How to Control Search Engine Robots

Posted by Michael Rock | SEO Consultation | Wednesday 13 September 2006 3:35 pm

Michael Rock

How to Control Search Engine Robots

Wouldn’t it be nice to be able to leave some code in your web site to tell the search engine spider crawlers to make your site number one? Unfortunately a robots.txt file or robots meta tag won’t do that, but they can help the crawlers to index your site better and block out the unwanted ones.

First a little definition explaining:

Search Engine Spiders or Crawlers - A web crawler (also known as web spider) is a program which browses the World Wide Web in a methodical, automated manner. Web crawlers are mainly used to create a copy of all the visited pages for later processing by a search engine that will index the downloaded pages to provide fast searches.

A web crawler is one type of bot, or software agent. In general, it starts with a list of URLs to visit. As it visits these URLs, it identifies all the hyperlinks in the page and adds them to the list of URLs to visit, recursively browsing the Web according to a set of policies.

Robots.txt - The robots exclusion standard or robots.txt protocol is a convention to prevent well-behaved web spiders and other web robots from accessing all or part of a web site. The information specifying the parts that should not be accessed is specified in a file called robots.txt in the top-level directory of the web site.

The robots.txt protocol is purely advisory, and relies on the cooperation of the web robot, so that marking an area of your site out of bounds with robots.txt does not guarantee privacy. Many web site administrators have been caught out trying to use the robots file to make private parts of a web site invisible to the rest of the world. However the file is necessarily publicly available and is easily checked by anyone with a web browser.

The robots.txt patterns are matched by simple substring comparisons, so care should be taken to make sure that patterns matching directories have the final ‘/’ character appended: otherwise all files with names starting with that substring will match, rather than just those in the directory intended.

Meta Tag - Meta tags are used to provide structured data about data.

In the early 2000s, search engines veered away from reliance on Meta tags, as many web sites used inappropriate keywords, or were keywords stuffing to obtain any and all traffic possible.

Some search engines, however, still take Meta tags into some consideration when delivering results. In recent years, search engines have become smarter, penalizing web sites that are cheating (by repeating the same keyword several times to get a boost in the search ranking). Instead of going up rankings, these web sites will go down in rankings or, on some search engines, will be kicked off of the search engine completely.

Index a site - The act of ‘crawling’ your site and gathering information.
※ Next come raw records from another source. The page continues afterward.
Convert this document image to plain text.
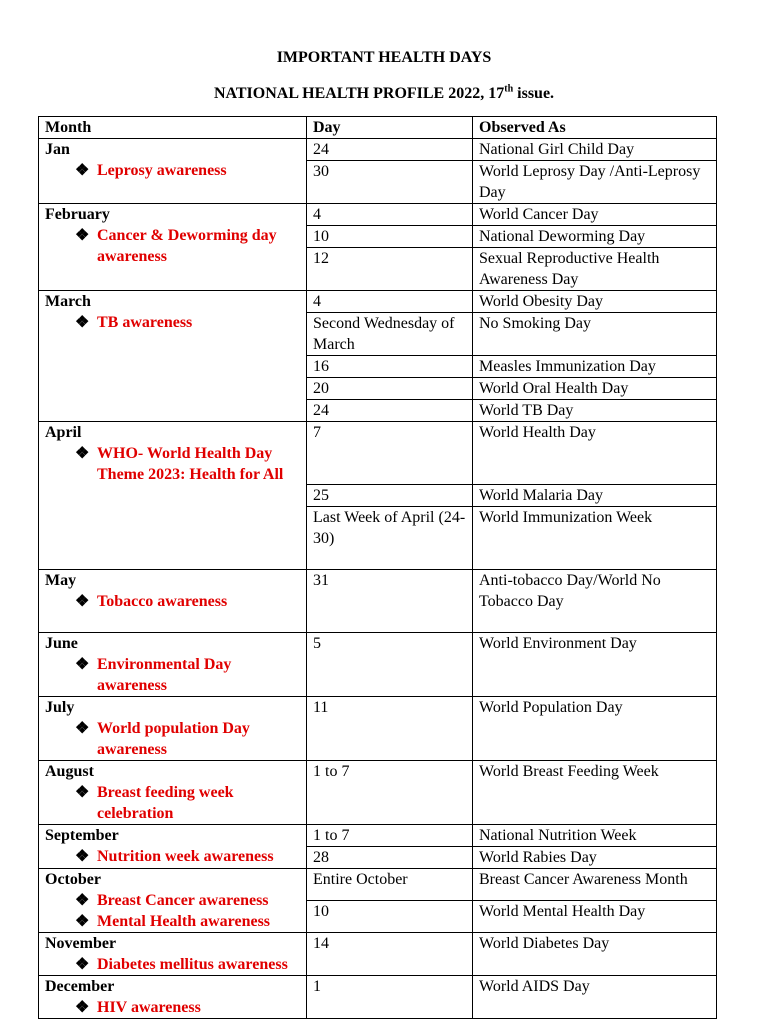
IMPORTANT HEALTH DAYS
NATIONAL HEALTH PROFILE 2022, 17th issue.
Month	Day	Observed As

Jan
❖ Leprosy awareness	24	National Girl Child Day
	30	World Leprosy Day /Anti-Leprosy Day

February
❖ Cancer & Deworming day awareness	4	World Cancer Day
	10	National Deworming Day
	12	Sexual Reproductive Health Awareness Day

March
❖ TB awareness	4	World Obesity Day
	Second Wednesday of March	No Smoking Day
	16	Measles Immunization Day
	20	World Oral Health Day
	24	World TB Day

April
❖ WHO- World Health Day Theme 2023: Health for All	7	World Health Day
	25	World Malaria Day
	Last Week of April (24-30)	World Immunization Week

May
❖ Tobacco awareness	31	Anti-tobacco Day/World No Tobacco Day

June
❖ Environmental Day awareness	5	World Environment Day

July
❖ World population Day awareness	11	World Population Day

August
❖ Breast feeding week celebration	1 to 7	World Breast Feeding Week

September
❖ Nutrition week awareness	1 to 7	National Nutrition Week
	28	World Rabies Day

October
❖ Breast Cancer awareness
❖ Mental Health awareness	Entire October	Breast Cancer Awareness Month
	10	World Mental Health Day

November
❖ Diabetes mellitus awareness	14	World Diabetes Day

December
❖ HIV awareness	1	World AIDS Day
How can the robots.txt file and Meta tag help you?

In the robots.txt you can tell the harmful ‘web crawlers’ to leave your web site alone, and give helpful hints to the ones you want to crawl your site. Here is an example on how to disallow a web crawler to search your site:

# this identifies the wayback machine
User-agent: ia_archiver
Disallow: /

ia_archiver is the crawler name for the wayback machine that you may have heard of, and the / after disallow tells ai_archiver not to index any of your site. The #<message here> allows you to write comments to yourself so you can keep track of what you typed.

Type the above three lines into notepad from your computer and save it to the root directory of your web site as robots.txt. Web crawlers look for this document first at a web site before doing anything else. This helps the crawler to do its job, and helps the web site owner tell the spider what to do. Say for instance you have some data that you don’t want the crawlers to see. (Like duplicate content for other browser referrer pages) You can deter crawlers from indexing the ‘duplicate’ directory by typing this into your robots.txt file.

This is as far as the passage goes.